At each step, for each point, I get the distance to the nearest surface point from the implicit function. Then I
move each point by such a distance based on their input directions. I repeat this step for each point until their
distance to the surface is below a threshold or the max_step reached. The values of the mask are 1 for points which
hit the surface and within the range of self.near and self.far.
2. Optimizing a Neural SDF (30pts)
part_2_input.gif
part_2.gif
My MLP for feature extractor is 6 layers FFN with ReLU. The hidden size is 256 with a skip-connection for input at layer 3.
The distance decoder is a one-layer linear mapping.

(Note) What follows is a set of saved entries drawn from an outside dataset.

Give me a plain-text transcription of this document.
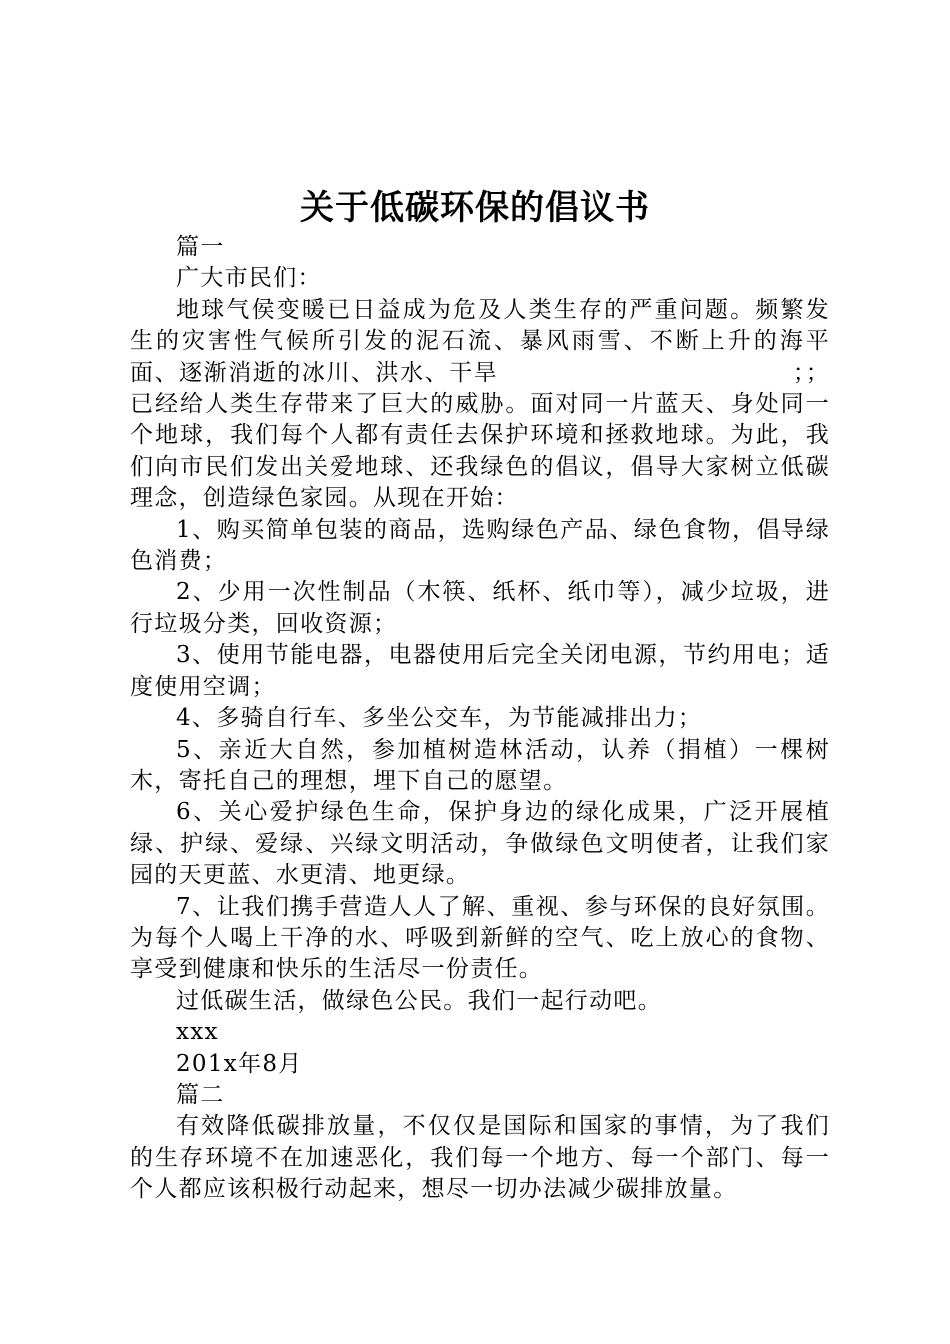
关于低碳环保的倡议书

篇一

广大市民们：

地球气侯变暖已日益成为危及人类生存的严重问题。频繁发生的灾害性气候所引发的泥石流、暴风雨雪、不断上升的海平面、逐渐消逝的冰川、洪水、干旱　　　　　　　　　　　　；；已经给人类生存带来了巨大的威胁。面对同一片蓝天、身处同一个地球，我们每个人都有责任去保护环境和拯救地球。为此，我们向市民们发出关爱地球、还我绿色的倡议，倡导大家树立低碳理念，创造绿色家园。从现在开始：

1、购买简单包装的商品，选购绿色产品、绿色食物，倡导绿色消费；

2、少用一次性制品（木筷、纸杯、纸巾等），减少垃圾，进行垃圾分类，回收资源；

3、使用节能电器，电器使用后完全关闭电源，节约用电；适度使用空调；

4、多骑自行车、多坐公交车，为节能减排出力；

5、亲近大自然，参加植树造林活动，认养（捐植）一棵树木，寄托自己的理想，埋下自己的愿望。

6、关心爱护绿色生命，保护身边的绿化成果，广泛开展植绿、护绿、爱绿、兴绿文明活动，争做绿色文明使者，让我们家园的天更蓝、水更清、地更绿。

7、让我们携手营造人人了解、重视、参与环保的良好氛围。为每个人喝上干净的水、呼吸到新鲜的空气、吃上放心的食物、享受到健康和快乐的生活尽一份责任。

过低碳生活，做绿色公民。我们一起行动吧。

xxx

201x年8月

篇二

有效降低碳排放量，不仅仅是国际和国家的事情，为了我们的生存环境不在加速恶化，我们每一个地方、每一个部门、每一个人都应该积极行动起来，想尽一切办法减少碳排放量。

The eikonal loss is computing the MSE between the distance gradient and 1.
3. VolSDF (30 pts)
part_3_geometry.gif
part_3.gif
With a lower beta, the edge could be sharper as a small distance outside the surface will results a near-zero density while insider is near-one.
On the contrary, higher beta means the edge is more blurred.

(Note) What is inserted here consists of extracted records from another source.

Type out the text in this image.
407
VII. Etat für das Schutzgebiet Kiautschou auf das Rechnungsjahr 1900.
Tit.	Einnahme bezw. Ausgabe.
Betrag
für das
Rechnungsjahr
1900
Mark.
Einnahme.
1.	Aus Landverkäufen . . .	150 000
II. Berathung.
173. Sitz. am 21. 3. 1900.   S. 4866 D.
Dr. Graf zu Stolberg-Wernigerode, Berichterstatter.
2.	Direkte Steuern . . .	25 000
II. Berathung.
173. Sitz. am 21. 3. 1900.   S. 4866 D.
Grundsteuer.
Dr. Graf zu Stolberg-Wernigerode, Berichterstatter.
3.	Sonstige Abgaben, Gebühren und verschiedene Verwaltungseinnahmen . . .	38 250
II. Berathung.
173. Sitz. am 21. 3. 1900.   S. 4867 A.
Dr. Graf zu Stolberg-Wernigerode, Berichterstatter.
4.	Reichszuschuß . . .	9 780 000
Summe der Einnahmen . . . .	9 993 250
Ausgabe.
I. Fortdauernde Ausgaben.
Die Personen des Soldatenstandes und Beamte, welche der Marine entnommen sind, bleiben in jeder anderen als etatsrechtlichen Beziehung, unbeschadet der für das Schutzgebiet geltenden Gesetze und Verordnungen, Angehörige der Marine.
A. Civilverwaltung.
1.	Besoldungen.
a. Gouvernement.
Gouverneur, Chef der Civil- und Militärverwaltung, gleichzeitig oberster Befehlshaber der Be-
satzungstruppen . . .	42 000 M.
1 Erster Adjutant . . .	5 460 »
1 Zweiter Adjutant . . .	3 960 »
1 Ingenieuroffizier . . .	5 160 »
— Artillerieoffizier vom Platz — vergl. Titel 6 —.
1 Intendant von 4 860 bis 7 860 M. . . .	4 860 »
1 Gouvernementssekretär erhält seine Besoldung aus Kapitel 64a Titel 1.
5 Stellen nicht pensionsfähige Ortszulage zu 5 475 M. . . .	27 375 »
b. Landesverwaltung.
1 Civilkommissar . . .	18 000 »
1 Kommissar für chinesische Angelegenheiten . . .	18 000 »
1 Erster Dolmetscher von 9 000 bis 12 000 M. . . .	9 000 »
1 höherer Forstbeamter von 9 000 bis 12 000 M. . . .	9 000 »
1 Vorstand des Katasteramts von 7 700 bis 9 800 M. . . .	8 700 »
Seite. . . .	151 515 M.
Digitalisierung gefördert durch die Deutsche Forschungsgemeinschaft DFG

The SDF be easier to train with volume rendering with a higher beta. This is because higher beta models more smoothed edges s.t. multiple points
on the ray could contribute to the pixel value.

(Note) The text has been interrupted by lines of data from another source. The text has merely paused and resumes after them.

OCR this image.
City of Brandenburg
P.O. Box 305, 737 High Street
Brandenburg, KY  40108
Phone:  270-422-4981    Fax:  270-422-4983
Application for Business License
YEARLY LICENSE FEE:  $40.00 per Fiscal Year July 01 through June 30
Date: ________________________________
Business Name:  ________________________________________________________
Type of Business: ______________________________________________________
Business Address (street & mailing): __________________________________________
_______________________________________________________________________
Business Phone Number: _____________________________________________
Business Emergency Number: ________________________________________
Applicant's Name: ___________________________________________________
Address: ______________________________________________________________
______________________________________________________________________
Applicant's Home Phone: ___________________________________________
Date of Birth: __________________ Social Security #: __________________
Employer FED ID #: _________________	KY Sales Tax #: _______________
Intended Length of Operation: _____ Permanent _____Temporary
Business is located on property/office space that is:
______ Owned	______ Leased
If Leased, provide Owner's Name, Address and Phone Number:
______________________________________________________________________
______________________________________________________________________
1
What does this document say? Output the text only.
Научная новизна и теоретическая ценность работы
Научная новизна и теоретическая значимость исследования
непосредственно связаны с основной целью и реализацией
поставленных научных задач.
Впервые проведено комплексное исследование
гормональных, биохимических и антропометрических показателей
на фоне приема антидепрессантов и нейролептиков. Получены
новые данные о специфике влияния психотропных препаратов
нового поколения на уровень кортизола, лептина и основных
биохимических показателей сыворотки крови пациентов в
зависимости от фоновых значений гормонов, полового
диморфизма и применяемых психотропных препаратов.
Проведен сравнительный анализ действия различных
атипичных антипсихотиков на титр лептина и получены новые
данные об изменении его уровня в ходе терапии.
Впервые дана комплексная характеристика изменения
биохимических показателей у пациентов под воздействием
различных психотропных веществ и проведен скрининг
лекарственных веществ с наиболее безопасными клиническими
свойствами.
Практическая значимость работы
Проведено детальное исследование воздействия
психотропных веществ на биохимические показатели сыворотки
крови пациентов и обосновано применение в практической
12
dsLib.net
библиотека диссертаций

It's more likely to learn an accurate surface with lower beta. This is because lower beta models sharper edges so that we could enforce the geometry
better by avoiding blurring surfaces.
I used the default alpha (10.0) and beta (0.05) because a max density 10 suffices and a beta of 0.05 gives a sharp edge.
They also emperically this setting gives good results.
I tuned the hyperparameters of the num_epochs to 150, lr_scheduler_gamma to 0.1 and inter_weight to 1.0 considering the
emperical results and the better regularize the shape.
For the model, similar to NeRF, my MLP for feature extractor is 6 layers FFN with ReLU. The hidden size is 256 with a
skip-connection for input at layer
3. The distance decoder is a one-layer linear mapping and the color decoder is a three-layer FFN with ReLU in-between
and sigmoid at the end.
4. Neural Surface Extras (CHOOSE ONE! More than one is extra credit)
4.2 Fewer Training Views (10 pts)
I compared the NeRF and VolSDF on lego with 20, 10, and 5 views below.
nerf_20views.gif
part_3_20views.gif
part_3_20views_geometry.gif
nerf_10views.gif
part_3_10views.gif
part_3_10views_geometry.gif
nerf_5views.gif
part_3_5views.gif
part_3_5views_geometry.gif
Since NeRF does not have the geometry constrains, it has some unexpected pattern in the bottom of the image (looks like reflection).
Meanwhile, as the number of views reduced to 5, the NeRF's performance drops significantly.
On the contrary, the VolSDF constrains the model to be objects' geometry. So there are no random patterns outside the object and the
performance doesn't drop much as we reduce the number of views.
Since the NeRF does not have the geometry constrains, it has more freedom to fit the visual data (images).
So it has a little bit clearer appearance in the lego body part with enough number of views.
4.3 Alternate SDF to Density Conversions (10 pts)
I tried the 'naive' solution from the NeuS paper with s=30, and its results are shown below.
part_3_naive_geometry.gif
part_3_naive.gif
When comparing to the equation in Q3, the 'naive' solution will have 0 density inside the geometry. So for inner part of
the lego is non-solid, and for thin rods - two arms - of the lego, the 'naive' solution may predict non-continues balls due to the network error.
Thus, in this case, the equation in Q3 performs better. However, for 'naive' solution may be better predicting non-solid objects like the pipes
because the inside of those objects will have a density of 0.